5 Things You Should Start Doing with Affinity Marketing Now

Don’t confuse affinity marketing with affiliate marketing. They’re a bit similar, but each deserving of their own category in the marketing world. Affinity marketing is when one organization partners with another to both capture market share and offer exclusive benefits to customers. For example, when Nike partners with smaller designers who have cult followings, they’re offering their customers exposure to that designer and drawing in customers to Nike who may otherwise overlook the brand.

Typically, affinity marketing occurs when two organizations feel like they can offer both of their audiences more interesting products and services without cannibalizing their efforts. They may compete in some area of business, but in one certain aspect of both their business, combined efforts can better cater to their customers and provide a brand image boost with the public.
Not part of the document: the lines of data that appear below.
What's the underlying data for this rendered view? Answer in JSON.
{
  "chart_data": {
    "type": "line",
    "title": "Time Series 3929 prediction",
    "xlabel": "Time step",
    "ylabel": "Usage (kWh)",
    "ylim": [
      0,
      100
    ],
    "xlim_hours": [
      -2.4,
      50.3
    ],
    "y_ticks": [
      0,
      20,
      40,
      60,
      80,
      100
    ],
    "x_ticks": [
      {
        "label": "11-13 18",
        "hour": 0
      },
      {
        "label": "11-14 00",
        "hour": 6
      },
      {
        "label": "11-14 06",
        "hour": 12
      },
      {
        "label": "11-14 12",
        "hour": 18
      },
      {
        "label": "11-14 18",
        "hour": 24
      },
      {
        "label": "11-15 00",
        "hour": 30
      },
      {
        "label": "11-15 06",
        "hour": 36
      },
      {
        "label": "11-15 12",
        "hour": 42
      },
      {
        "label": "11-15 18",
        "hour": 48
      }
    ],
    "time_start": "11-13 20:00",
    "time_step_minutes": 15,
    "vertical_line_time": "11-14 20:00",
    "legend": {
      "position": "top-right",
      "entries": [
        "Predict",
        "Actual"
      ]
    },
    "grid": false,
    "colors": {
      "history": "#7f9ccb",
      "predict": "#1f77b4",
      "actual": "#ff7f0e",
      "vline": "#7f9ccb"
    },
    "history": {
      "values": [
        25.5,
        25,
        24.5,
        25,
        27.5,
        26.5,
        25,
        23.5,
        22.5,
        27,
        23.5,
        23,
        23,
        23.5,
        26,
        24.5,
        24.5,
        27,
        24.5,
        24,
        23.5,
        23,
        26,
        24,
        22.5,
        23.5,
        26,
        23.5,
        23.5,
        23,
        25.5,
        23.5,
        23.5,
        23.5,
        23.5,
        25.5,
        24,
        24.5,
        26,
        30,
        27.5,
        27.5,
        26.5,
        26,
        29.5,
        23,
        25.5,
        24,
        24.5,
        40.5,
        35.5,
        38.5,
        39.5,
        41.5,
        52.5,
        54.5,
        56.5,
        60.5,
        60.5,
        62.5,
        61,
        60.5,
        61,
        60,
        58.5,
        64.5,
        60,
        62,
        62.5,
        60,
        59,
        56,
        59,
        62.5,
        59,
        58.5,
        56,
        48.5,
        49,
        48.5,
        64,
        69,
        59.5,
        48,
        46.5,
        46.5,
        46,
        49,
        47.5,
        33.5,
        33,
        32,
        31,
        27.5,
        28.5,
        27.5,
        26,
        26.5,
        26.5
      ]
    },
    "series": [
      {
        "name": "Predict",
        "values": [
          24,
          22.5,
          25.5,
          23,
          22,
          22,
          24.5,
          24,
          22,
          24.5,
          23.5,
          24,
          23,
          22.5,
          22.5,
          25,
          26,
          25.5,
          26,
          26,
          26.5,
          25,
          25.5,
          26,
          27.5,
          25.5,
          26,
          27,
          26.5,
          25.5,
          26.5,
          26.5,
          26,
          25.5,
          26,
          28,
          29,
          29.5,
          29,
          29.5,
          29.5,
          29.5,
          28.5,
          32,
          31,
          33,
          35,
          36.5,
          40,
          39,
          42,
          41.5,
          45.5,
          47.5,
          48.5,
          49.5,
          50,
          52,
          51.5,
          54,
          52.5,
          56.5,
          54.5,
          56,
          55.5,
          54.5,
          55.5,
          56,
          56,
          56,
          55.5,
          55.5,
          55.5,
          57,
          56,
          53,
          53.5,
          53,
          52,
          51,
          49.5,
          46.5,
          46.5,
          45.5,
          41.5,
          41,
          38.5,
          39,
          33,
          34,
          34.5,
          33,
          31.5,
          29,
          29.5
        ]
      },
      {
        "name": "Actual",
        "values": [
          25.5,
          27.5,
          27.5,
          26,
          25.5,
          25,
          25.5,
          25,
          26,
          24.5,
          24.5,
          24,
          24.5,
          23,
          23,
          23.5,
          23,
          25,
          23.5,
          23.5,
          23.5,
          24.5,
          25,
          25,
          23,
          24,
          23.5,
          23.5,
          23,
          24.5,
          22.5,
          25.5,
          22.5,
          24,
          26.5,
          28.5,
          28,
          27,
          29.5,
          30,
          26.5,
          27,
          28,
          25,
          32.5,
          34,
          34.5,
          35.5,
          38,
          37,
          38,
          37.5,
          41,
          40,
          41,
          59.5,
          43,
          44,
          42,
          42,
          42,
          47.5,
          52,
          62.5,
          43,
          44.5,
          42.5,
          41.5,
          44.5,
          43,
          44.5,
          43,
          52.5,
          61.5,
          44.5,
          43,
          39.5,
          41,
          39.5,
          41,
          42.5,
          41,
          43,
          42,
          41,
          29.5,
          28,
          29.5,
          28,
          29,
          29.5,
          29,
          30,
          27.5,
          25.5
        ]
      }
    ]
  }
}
Interesting collaborations, cool new promotions, and partnerships overall generate interest.

Affinity marketing usually happens in campaigns designed to go on for a certain length of time. They use incentives to bring new customers into their audience and increase sales. No matter how big or small your company is, there are affinity marketing opportunities to be had. Here are five things you should start doing now with affinity marketing.

Identify Areas for Growth

Entering into any strategic partnership should be approached with caution. Done right, it can supercharge your business, driving growth, and increasing brand familiarity. When mistakes are made, however, you risk losing your own loyal customers to competitors. If you’re just starting with affinity marketing, look at areas of your business where you’re not necessarily the strongest and focus on partnerships in those areas. You reduce exposure so you can feel at ease about experimenting with this new form of marketing.

Earmark Potential Affinity Marketing Partners

You’re already likely monitoring competitors as a way to gather business intelligence. If you’re not, you should definitely start doing so now. Staying abreast of what your fiercest rivals in business are doing keeps you sharp. You know what’s out there that threatens to pull away your customers. While you’re doing that, pay attention to the companies that you think offer interesting synergies with your business. You may be doing similar things in different markets or product lines where collaboration could offer a large payoff. Track what they’re doing for a while before you approach them to engage in affinity marketing. Make sure it’s a good cultural fit as well to avoid communication and strategy issues.

Develop an Affinity Marketing Plan

Once you’ve located an opportunity and an affinity group you want to target, you should begin to do work internally with sales and marketing groups to position yourself for a campaign. Identify potential markets and crossover products you want to use. Here’s what it should include:

  • A list of goals
  • Concrete sales figures you want to achieve
  • What marketing channels you want to use
  • How much your budget is
  • How long it will run
  • Who you are targeting

These are all things, according to your discretion, that you should discuss at least in part with your affinity partners. Talking about methods and goals will improve alignment and ensure that both of you are pleased with the outcomes.

Negotiate the Right Affinity Deal

Affinity deals come in all shapes and sizes, so it’s necessary to recognize that not everything’s going to be a 50-50 split when it comes to the figures. Larger companies often have more at risk in terms of a brand image when doing an affinity deal. They also bring a lot of operational firepower and industry knowledge to the table. As such, they likely will demand a larger piece of any affinity deal. Whatever side you’re on in negotiations, you and your team should discuss how you’ll approach negotiations and how you’re going to come out with a deal that’s right for your company. Agree on boundaries, responsibilities, and other aspects of the deal in detail to make sure everything is spelled out before you proceed.

Dedicate Enough Resources to Your Campaign

Ross Kernez of Marble says “You need to allocate enough resources to let your partners and your customers know that you’re taking the affinity deal seriously.” A poorly-executed affinity deal comes off very badly in the public sphere. It looks like you don’t care or don’t know what you’re doing. Assign enough people to give your affinity marketing plan the attention it deserves.

Wherever you are in your business growth journey, affinity marketing is a powerful tool you can use to strengthen your weak spots and grow your business. Who knows, you may also find a business partner for the long-term that you can rely on for advice, resources, and mentorship down the road. Marketing is often about trying new things to see if they work and constantly refining the work you do to speak to audiences in a meaningful way.